If we want to talk about eventualities, the sun will eventually consume the Earth and further still down the line our entire universe will run out of useful energy as it expands towards timeless oblivion.

I say this to point out that not all eventualities have equal importance for planning. Some things may be today’s problem, some things may be tomorrow’s problem, and some things may be our great-great-great-great-great-great grandchildren’s problem. For now, we work on the problems that need fixed *now*, and that takes priority over problems that may need fixed later.

The amount of energy available to us through fossil fuels is finite. When we run out of them, we can’t get more, and the changes caused to our planet will be (at best) a *huge* energy-debt we need to work off. At worst, a near-apocalypse. That isn’t a problem we need solved *today*, but it is a problem we need solved as soon as it can be. It is a problem inherent in how fossil fuels work.

There is nothing about solar or wind power which fundamentally requires scarce resources, as opposed to fossil. We already have solar power plants (specifically, CPP) which use only the most common of materials. Things which, yeah, are technically finite, but we won’t be running out of any time soon.
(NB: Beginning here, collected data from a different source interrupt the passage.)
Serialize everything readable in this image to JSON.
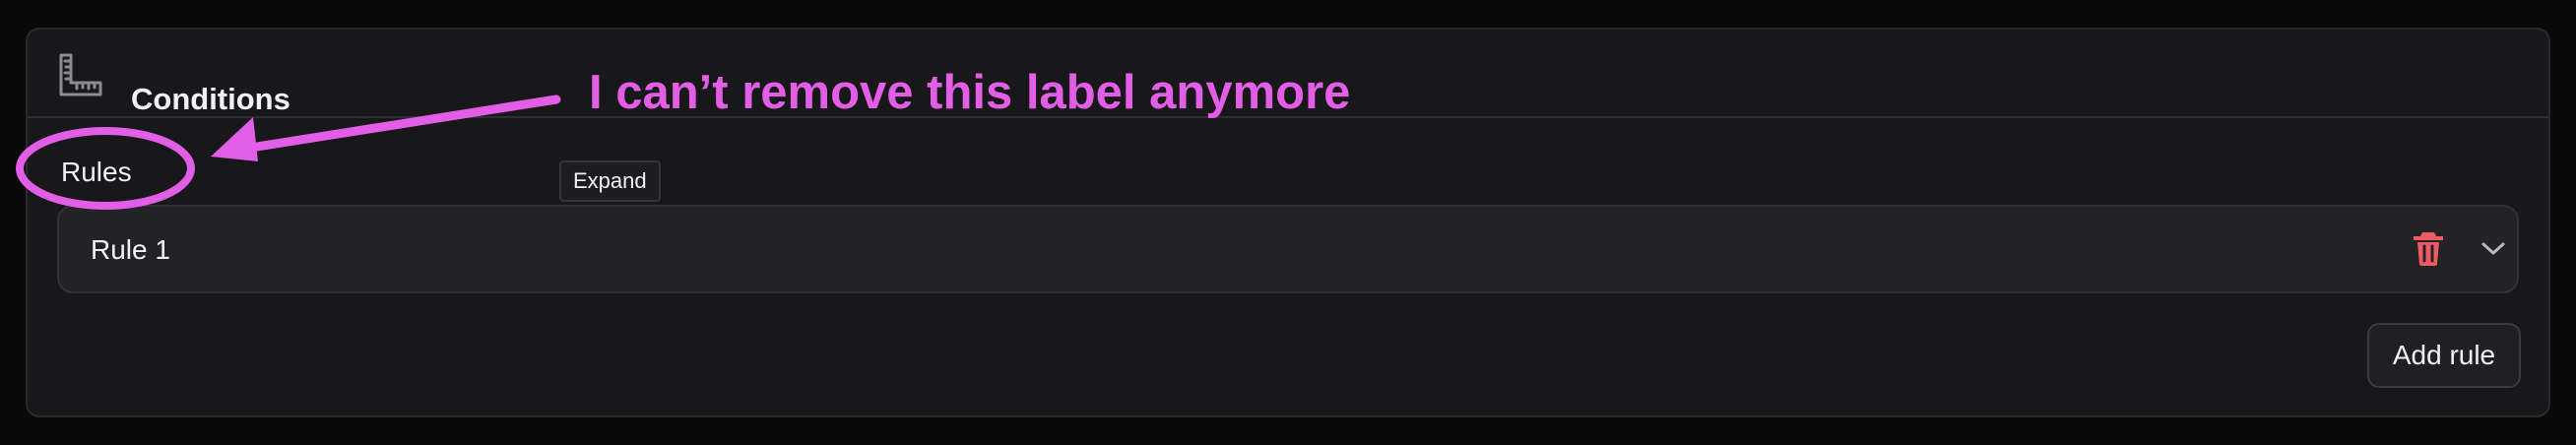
{
  "colors": {
    "page_background": "#0a0a0b",
    "panel_background": "#18181a",
    "row_background": "#232326",
    "text": "#f2f2f4",
    "muted_icon": "#8b8b92",
    "danger": "#ef5b63",
    "annotation": "#e35ee7"
  },
  "conditions": {
    "title": "Conditions",
    "icon": "ruler-icon",
    "rules_label": "Rules",
    "tooltip": "Expand",
    "rules": [
      {
        "title": "Rule 1",
        "delete_icon": "trash-icon",
        "expand_icon": "chevron-down-icon"
      }
    ],
    "add_rule_label": "Add rule"
  },
  "annotation": {
    "text": "I can’t remove this label anymore",
    "shapes": [
      "circle",
      "arrow"
    ]
  }
}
Currently, photovoltaics are cheaper. If we eventually run low on the things needed to produce photovoltaics, we can either develop better photovoltaics (which we’re already working on), develop better recycling methods (which we’re already working on), or start using more CPP (which we already have the tools to do). The same argument works, even better, for wind power. Significantly less black magic is involved in the production of wind turbines.

So while we may have to continue working to keep things running, there is something of an end in sight; the future is bright for renewables. There is no future, not even an imaginary one, where fossil fuels keep us going.